Suddenly at 10 P.M. they open the door, and they tell me they will release us. But seven of us will stay with them. Among those who stayed were people with very serious injuries. Among us was a young guy both of whose arms had been completely broken. They didn’t release him – they didn’t want the injuries to be public. They also kept others from the April 6 Movement [the April 6 Youth Movement is one of the main revolutionary coalitions]. I didn’t want to believe them again. But they took our fingerprints, and then they really released us in front of the camp.
We were outside eastern Cairo, and we had to make our own way back.
Talking and talking is useful for me. Saying what happened, it’s very useful for me. Just now, before we met to talk, when I was in the street after finishing my work, I decided to pass by in front of the Ministry of Interior where I was beaten. I was scared at first, it was heavy: it was not easy, psychologically, for me. But I told myself, “You have to do this, to feel OK.” And I passed in front of cars, and soldiers, and I wasn’t … Well, I thought they might identify me, and I didn’t have an ID on me [Egyptians are legally obliged to carry identity papers]. The street was closed to cars, but they let pedestrians pass, and I walked by. But I wasn’t afraid in the end.

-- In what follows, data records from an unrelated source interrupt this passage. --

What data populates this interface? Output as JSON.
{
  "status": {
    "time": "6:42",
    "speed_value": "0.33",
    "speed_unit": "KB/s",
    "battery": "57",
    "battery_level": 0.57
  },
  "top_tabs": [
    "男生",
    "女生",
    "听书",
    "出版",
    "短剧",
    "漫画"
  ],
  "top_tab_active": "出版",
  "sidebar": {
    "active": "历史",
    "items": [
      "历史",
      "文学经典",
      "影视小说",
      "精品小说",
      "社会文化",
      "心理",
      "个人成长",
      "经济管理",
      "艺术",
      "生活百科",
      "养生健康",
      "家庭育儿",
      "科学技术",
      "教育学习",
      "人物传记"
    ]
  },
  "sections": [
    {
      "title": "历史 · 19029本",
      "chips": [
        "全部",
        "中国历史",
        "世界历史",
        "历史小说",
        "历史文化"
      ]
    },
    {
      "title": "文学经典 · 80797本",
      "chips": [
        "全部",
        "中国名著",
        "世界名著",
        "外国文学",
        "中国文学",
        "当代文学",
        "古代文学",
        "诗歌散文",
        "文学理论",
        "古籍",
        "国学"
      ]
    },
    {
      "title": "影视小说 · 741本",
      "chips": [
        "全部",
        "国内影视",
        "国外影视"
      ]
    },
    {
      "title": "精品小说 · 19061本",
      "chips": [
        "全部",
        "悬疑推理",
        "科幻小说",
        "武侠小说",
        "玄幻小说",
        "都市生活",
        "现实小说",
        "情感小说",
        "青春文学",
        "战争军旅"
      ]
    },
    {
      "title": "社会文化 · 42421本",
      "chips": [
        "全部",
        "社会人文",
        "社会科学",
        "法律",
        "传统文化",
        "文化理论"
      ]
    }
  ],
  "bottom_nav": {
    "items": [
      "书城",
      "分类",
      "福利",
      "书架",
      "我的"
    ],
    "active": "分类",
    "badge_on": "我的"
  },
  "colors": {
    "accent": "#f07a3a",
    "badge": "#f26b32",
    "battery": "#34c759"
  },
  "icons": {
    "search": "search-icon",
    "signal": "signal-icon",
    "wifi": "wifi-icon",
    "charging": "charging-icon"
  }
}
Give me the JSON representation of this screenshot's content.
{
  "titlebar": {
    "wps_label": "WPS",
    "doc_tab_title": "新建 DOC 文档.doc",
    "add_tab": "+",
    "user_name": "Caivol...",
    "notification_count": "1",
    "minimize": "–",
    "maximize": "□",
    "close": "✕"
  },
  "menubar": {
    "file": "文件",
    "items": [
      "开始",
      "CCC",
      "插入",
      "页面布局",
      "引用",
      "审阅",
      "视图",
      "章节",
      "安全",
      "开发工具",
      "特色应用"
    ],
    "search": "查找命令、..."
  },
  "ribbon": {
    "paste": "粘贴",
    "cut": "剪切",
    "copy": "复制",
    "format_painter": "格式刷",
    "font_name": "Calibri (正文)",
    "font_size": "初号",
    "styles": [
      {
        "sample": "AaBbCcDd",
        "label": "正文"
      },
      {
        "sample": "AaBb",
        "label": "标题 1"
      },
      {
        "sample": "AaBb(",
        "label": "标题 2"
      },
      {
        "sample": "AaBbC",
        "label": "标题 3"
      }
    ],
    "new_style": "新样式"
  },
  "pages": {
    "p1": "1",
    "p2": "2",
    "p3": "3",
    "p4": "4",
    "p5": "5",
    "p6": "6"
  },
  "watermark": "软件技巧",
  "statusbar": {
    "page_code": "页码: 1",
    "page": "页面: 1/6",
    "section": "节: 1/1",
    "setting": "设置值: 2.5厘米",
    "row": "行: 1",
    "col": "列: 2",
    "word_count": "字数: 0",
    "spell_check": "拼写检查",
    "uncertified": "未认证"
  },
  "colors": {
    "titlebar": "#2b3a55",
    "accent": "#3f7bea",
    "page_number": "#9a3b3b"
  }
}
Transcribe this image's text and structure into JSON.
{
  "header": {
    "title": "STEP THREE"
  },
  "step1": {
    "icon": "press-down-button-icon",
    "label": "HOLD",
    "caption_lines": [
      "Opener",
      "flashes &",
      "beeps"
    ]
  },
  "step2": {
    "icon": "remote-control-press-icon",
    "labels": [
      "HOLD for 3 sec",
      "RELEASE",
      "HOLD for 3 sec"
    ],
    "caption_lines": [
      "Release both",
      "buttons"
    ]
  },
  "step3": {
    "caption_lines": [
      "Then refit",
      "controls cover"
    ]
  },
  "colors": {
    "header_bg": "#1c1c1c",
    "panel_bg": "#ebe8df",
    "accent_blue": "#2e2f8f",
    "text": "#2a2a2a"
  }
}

And after this, I felt so proud of myself, and I was so happy that I could do this.
I’ve changed as a person since the Revolution, and because of the Revolution. I feel stronger than before. I can say loudly, “I want this and this and this.” I can be myself more and more, in my personal life, in society. That’s what the Revolution means to me, that strength. Before the Revolution, what they did to me might have broken me. But not now. Not now.